[Another post from my sister, chronicling her recent food exploits in Macau.]
Central Macau- two interesting restaurants
Convenient, cheap and tasty, the two restaurants in the city center of Macau in Senado Square make a good breakfast spot and a simple meal. You can catch a taxi there by telling them that you want to go to the central square or you can find your way there as it’s near the congregation of mass-market (Giordano, Baleno) shops and down the street from the churches and ruins.
Wong Chi Kei
The first is a typical 'cha chan teng' or coffeeshop called "Wong Chi Kei", famous for their beef noodles. You cannot go at peak hour, well, you can but the queue snakes out the door. It's best to go later at 10am or even 10pm when all the city's best are enscounced inside the casino halls. For the second-languaged challenged, this is the signnage outside the door and the modest interior.
When we went for breakfast, we had the famous noodles, with extra beef tripe and shank meat. The noodles are actually better in HK, these were a little sticky and stringy, as opposed to being full of bounce and bite. They weren't bad though and really quick and simple meal.
We also had the century egg porridge, which was good and the cold milk tea and coffee, which were excellent (and woke us up well after a long night at the Wynn).
We also had the egg and ham sandwiches which the HK-er in our group enthused about as nostalgic and from him childhood but in all honesty it was a little dry. It it typical that you go to Macau, you splurge on accomodation (mostly to avoid the hookers on the Lisboa racetrack- don’t ask me to explain) and yet you hunt out bargains for food.

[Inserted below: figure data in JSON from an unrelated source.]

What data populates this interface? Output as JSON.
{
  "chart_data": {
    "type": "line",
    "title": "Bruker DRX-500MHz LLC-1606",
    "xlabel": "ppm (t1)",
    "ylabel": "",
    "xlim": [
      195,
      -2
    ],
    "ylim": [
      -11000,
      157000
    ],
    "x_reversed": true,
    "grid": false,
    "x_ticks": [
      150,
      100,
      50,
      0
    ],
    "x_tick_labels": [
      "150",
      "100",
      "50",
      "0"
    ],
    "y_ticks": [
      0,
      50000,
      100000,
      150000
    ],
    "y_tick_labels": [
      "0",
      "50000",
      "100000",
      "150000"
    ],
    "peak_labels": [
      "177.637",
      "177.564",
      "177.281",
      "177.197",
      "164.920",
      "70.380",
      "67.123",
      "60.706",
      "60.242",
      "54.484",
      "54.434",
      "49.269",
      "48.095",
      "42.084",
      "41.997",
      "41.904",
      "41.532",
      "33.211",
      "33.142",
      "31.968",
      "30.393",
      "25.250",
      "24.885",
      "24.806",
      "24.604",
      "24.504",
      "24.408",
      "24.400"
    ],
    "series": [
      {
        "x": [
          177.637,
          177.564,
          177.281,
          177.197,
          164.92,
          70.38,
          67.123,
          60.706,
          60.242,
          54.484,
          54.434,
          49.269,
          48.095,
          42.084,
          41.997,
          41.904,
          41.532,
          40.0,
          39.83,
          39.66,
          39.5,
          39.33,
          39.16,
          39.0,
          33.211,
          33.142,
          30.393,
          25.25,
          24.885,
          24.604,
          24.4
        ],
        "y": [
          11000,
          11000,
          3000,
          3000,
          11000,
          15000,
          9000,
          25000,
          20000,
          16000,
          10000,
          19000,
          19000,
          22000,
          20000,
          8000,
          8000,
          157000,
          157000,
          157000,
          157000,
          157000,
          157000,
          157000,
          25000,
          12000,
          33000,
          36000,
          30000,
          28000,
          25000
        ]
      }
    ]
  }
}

Yee Shun Milk Company Macau
The second is le original Yee Shun Milk Company. Those who know me well will know that I am absolutely addicted to Shuang Pi Nai, or Dun Nai, "steamed milk with two films". This is basically a mixture of milk and egg white, steamed sometimes with ginger till it forms a pudding with a thin membrane layer on top. It's smooth, silky and totally yummy. Nothing makes me happier than a cold bowl of this stuff and a rich papaya milk. I just had to find the original Yee Shun, which many people told me was in Macau, which is also where this dessert originated.
Here are the pictures of the store front, with the famous shelves of steamed custard and steamed milk (for MOP14 each).
Also, more pictures of the bowls of milk pudding and the papaya milk, which comes in this kitsch engraved metal mug. The conclusion? Yee Shun in Macau is disappointing. Unlike the stores in HK, the milk pudding is watery, diluted, a poor cousin to the stiffer and smoother custard available in the Yee Shun stores along Pilkem Street, Percival Street and Lockhart Street in Causeway Bay (exit C at the Causeway Bay MTR, turn right). You can see, just in the difference in the photographs, the difference in the textures between this pudding and the one in HK. If you can get to HK, go to the bastadized city's outlets, if not, Macau Yee Shun will have to do.
Something to do in Macau
There are not many things to do in Macau, one can gamble and one can…gamble. Perhaps see some very rudimentary ruins and some terrible temples (Sorry, the alliteration was too much to pass on). Also, I tend to believe Macau doesn’t really have much that sets it apart from HK, although yes, it has a Wynn resort and a lot more casinos and probably I will eat my words in a few years when Macau has a Venetian, a Crown, an entire Las-Vegas-y strip and the best conference facilities in Asia.
However, one thing that Macau does have, is awesome pastry shops and dried meat stores. These aren’t small affairs, the shops are really quite large, especially the Pastelaria Chui Heong chain that grew up selling those ubiquitous almond cookies in Macau. These are some pictures from the dried meats seller that we visited, sited pretty near the ruins of the St. Pauls cathedral. The best things to buy are the lup cheong (dried Chinese sausages), the dark blood sausages and the dried fish.